Tymczasem Chusita radzi młodym ludziom:
Masturbacja to najlepszy sposób na to, by intymnie poznać swoje ciało. Pozwala ci na odnalezienie najbardziej wrażliwych źródeł przyjemności i swoich punktów erogennych. Pomaga ci odkryć swoje gusta seksualne. […] Masturbacja PRZYGOTUJE CIĘ również na stosunki seksualne w przyszłości i na wspaniałe orgazmy.
Komentarz w tym miejscu wydaje się zbędny.

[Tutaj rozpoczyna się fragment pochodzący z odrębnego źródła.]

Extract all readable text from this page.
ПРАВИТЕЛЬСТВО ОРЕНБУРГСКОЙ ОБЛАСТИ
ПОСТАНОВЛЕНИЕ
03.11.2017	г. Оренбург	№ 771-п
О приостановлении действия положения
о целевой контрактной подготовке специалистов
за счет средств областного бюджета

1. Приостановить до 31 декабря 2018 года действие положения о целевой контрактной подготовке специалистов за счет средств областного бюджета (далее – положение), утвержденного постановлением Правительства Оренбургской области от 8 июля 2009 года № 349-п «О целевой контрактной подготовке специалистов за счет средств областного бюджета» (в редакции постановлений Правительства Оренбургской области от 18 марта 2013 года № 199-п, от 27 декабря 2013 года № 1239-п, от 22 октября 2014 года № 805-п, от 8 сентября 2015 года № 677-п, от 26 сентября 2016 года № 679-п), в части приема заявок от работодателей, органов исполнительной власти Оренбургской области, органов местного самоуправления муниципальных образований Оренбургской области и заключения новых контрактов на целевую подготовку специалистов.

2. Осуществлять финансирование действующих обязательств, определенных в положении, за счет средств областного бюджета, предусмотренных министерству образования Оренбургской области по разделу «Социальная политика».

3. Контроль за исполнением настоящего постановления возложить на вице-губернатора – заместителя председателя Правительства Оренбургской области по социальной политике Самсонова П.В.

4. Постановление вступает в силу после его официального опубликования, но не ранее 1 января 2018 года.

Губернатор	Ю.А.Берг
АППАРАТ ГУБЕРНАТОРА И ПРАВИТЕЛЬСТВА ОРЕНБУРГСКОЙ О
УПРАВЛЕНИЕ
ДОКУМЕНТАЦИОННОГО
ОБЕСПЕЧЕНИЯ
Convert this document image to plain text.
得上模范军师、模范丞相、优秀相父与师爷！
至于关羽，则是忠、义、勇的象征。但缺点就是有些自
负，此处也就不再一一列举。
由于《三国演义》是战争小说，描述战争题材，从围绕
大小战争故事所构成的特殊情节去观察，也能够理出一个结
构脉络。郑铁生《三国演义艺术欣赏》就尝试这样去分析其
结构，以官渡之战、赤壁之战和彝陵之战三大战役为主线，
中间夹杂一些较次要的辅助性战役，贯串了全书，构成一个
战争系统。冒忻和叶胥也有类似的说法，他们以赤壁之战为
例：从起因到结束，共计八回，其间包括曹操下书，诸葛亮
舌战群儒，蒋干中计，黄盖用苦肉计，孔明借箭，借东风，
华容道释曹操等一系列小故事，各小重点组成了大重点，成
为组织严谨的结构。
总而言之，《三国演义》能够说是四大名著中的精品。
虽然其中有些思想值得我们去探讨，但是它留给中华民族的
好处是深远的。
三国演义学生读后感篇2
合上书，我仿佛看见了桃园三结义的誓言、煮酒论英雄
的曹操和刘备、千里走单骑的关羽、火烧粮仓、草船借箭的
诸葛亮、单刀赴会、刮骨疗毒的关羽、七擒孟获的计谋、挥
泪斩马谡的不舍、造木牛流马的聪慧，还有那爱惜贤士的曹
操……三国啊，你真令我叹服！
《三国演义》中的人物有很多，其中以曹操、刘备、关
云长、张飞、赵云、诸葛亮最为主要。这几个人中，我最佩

Zgodnie z prawem seks można uprawiać od piętnastego roku życia, ale nie znaczy to przecież, że nie wolno ci posiadać informacji
— wydrukowano dużymi literami na czwartej stronie okładki „poradnika”. Cały problem w tym, że te „informacje” to nic innego jak nawet nie kamuflowana pornopropaganda, zdolna zniszczyć w dziecku jego najdelikatniejsze obszary ciała i psychiki. Czy dziecko po lekturze tej książki i wprowadzeniu w życie „rad” deprawatorki będzie zdolne do zaufania drugiemu człowiekowi i powierzenia mu swojego życia w małżeństwie? Czy będzie umiało właściwie nawiązać relację? Wątpię. Zresztą o małżeństwie z tej książki też niczego się nie dowiemy, ponieważ ma ona na celu nie przygotowanie do życia w rodzinie, ale spaczenie postrzegania relacji intymnych i ordynarną seksualizację najgorszego sortu. Na miejscu wydawnictwa usunęłabym tę pozycję z oferty.